Etre enterré dignement est une constante de l’histoire des pauvres. Un permanent du Mouvement ATD Quart Monde aux Pays-Bas (c’est une coïncidence) racontait récemment que dans le cadre d’une enquête sur l’utilisation de la garantie de ressources, beaucoup de familles pauvres souhaitaient utiliser une part de cet argent pour se payer une assurance afin d’être enterré dignement. Et cela a été contesté par le service social qui verse la prestation.

« Ce qu’ils mendient n’est rien au regard de ce qu’ils sont », écrit l’auteur.
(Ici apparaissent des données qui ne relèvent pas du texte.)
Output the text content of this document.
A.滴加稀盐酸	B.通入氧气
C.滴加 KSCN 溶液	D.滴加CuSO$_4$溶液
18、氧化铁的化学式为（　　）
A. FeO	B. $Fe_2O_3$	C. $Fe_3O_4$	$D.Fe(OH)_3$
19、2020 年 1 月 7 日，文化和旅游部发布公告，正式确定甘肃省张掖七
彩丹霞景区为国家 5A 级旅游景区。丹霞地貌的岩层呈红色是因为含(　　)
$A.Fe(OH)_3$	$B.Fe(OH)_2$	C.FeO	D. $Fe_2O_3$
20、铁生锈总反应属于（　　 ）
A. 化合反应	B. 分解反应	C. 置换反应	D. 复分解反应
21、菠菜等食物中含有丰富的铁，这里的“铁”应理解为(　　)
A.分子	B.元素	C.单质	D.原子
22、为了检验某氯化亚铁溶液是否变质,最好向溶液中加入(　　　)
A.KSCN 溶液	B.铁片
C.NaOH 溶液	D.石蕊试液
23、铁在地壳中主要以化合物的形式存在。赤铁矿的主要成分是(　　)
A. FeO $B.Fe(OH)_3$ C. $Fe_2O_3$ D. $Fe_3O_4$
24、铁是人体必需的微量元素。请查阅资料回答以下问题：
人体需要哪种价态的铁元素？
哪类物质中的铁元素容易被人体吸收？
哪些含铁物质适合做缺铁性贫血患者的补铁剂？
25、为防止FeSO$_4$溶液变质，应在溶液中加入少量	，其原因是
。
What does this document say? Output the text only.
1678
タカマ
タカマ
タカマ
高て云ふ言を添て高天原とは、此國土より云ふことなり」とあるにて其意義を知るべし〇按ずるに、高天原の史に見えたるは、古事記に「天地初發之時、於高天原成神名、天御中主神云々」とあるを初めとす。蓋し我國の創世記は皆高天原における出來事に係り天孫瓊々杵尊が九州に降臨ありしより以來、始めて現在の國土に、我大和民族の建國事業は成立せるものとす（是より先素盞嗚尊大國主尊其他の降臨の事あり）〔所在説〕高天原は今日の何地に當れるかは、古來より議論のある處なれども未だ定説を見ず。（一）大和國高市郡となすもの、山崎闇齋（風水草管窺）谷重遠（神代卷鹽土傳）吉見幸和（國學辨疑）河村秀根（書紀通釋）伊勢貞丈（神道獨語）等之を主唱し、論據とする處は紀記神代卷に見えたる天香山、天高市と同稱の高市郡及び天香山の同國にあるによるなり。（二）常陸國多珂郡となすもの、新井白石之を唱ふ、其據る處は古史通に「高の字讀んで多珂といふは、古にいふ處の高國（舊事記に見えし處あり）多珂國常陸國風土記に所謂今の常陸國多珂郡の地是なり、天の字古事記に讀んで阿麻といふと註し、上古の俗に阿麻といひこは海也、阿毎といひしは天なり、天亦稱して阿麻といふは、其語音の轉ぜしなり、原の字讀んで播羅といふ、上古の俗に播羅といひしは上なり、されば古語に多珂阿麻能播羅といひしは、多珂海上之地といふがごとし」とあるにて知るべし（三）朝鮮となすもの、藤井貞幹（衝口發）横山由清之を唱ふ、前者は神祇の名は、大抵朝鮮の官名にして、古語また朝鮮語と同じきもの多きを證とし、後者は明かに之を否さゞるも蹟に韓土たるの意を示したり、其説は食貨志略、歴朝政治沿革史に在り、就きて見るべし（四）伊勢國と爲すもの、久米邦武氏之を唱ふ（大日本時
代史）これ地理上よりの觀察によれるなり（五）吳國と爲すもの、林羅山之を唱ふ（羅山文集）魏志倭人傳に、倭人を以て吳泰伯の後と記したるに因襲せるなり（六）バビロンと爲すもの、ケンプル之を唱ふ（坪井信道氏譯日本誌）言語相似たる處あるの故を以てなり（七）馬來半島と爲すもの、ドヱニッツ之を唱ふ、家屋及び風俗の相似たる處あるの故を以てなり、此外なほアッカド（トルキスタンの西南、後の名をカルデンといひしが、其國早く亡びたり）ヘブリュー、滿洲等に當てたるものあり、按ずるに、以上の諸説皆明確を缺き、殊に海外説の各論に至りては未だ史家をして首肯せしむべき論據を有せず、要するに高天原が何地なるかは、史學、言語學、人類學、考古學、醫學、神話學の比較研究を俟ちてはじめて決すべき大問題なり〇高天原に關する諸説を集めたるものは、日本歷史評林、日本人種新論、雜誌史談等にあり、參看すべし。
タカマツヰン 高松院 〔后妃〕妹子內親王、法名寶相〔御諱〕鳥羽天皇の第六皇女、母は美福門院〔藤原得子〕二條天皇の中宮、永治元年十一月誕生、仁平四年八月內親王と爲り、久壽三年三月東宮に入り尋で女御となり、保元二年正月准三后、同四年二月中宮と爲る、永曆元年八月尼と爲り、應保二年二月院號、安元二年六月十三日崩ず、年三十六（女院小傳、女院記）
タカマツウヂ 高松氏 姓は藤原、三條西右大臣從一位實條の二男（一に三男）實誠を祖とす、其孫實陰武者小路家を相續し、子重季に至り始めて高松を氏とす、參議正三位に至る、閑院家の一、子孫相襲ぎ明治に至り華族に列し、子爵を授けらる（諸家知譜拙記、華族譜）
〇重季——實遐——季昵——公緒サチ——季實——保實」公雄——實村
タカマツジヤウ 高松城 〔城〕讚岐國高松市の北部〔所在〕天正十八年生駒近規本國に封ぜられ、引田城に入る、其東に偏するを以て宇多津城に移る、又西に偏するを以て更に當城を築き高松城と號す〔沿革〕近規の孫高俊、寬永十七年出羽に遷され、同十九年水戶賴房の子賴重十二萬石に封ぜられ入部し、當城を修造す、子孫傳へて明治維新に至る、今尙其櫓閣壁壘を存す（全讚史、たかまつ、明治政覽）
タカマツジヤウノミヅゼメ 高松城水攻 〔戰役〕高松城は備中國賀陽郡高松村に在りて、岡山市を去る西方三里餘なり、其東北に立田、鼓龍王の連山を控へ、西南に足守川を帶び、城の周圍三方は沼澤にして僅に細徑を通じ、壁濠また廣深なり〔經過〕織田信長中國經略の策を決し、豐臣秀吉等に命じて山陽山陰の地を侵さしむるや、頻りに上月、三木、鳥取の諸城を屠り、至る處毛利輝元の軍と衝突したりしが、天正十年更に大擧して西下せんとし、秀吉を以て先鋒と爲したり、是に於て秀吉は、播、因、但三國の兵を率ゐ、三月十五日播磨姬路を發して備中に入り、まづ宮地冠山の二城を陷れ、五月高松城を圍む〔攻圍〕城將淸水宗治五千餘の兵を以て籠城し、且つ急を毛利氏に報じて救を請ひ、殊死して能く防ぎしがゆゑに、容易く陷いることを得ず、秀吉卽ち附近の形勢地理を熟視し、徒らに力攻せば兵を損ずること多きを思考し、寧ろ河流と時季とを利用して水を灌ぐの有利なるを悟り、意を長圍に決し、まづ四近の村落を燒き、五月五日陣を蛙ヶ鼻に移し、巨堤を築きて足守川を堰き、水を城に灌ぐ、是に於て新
Pour lui, l’Evangile selon Rembrandt ne présente en rien une vision manichéenne de la société : « La frontière entre le bien et le mal, entre la lumière et les ténèbres, ne passe pas par des catégories de gens, mais à l’intérieur du cœur de chaque homme. »

Cette œuvre n’est-elle pas une invitation à la compréhension de ceux qui souffrent ? La pauvreté n’est pas une vertu évangélique en elle-même, mais un mal à combattre tous les jours. Rien ne peut changer sans la reconnaissance de l’humanité, de la dignité des très pauvres, répétait le père Joseph Wresinski. Sans ce regard-là, comme dans le tableau, notre suffisance nous fait tourner le dos, nos mains restent fermées, comme celles de l’humaniste Erasme, nous voulons aller trop vite comme l’apôtre Pierre, nous restons abattus comme le jeune homme riche de l’Evangile.